Results are also incoming on a 22-well equivalent downspacing test on its Becker pad, with all 19 wells expected to be turned in line by the end of November. A 26-well equivalent downspacing test on the Rieder pad was completed and turned in line in late October. Management admits the full results of the tests, including sensitivities related to decline curves, may not be available for as many as 180 days after first production.
2016 Roadmap is Set
PDC bolstered its near-term balance sheet in a news release on October 1, 2015, reaffirming its $700 million borrowing base and extending it’s the maturity of its revolving credit facility to 2020. PDC’s elected commitment on the borrowing base is $450 million, of which $62 million is drawn. Taking into account the commitments, total liquidity for as of September 30, 2015, was approximately $392 million (or $642 million, taking into account the full borrowing base) and the company expects to exit 2015 with a debt-to-EBITDAX ratio of approximately 1.5x.
We foresee the fourth quarter and 2016 to be cash flow neutral or slightly cash flow positive,” said Bart Brookman, Chief Executive Officer of PDC Energy. “The company will maintain ample liquidity to execute our business plan and operational flexibility to speed up or slow down based on market conditions.”
That includes the opportunity for acquisitions, which PDC will evaluate in a very selective fashion.

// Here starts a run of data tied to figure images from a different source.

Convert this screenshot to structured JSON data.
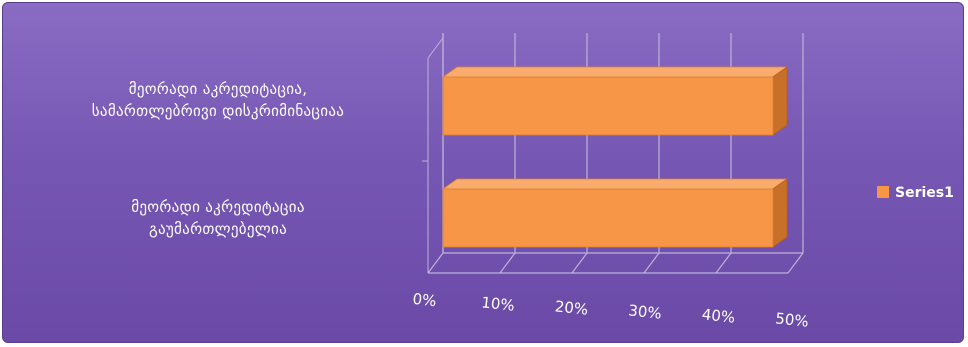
{
  "chart_data": {
    "type": "bar",
    "orientation": "horizontal",
    "three_d": true,
    "categories": [
      [
        "მეორადი აკრედიტაცია,",
        "სამართლებრივი დისკრიმინაციაა"
      ],
      [
        "მეორადი აკრედიტაცია",
        "გაუმართლებელია"
      ]
    ],
    "series": [
      {
        "name": "Series1",
        "values": [
          0.5,
          0.5
        ],
        "color": "#f79646"
      }
    ],
    "x_ticks": [
      "0%",
      "10%",
      "20%",
      "30%",
      "40%",
      "50%"
    ],
    "xlim": [
      0,
      0.5
    ],
    "grid": true,
    "legend": "right",
    "colors": {
      "background": "#7a5bb8",
      "bar_front": "#f79646",
      "bar_top": "#f9ad6d",
      "bar_side": "#c8702a",
      "gridline": "#bdb3d6"
    }
  }
}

Management did not rule out the possibility of entering a new play, but guided analysts and stockholders that any opportunities must line up with Wattenberg economics, which are obviously held in very high regard by the company. Lance Lauck, Senior Vice President of Corporate Development, explained: “We technically are going to pursue those opportunities that make sense to us. But at the end of the day, we’ve got a pretty high threshold to overcome when you look at the returns in the Wattenberg field.”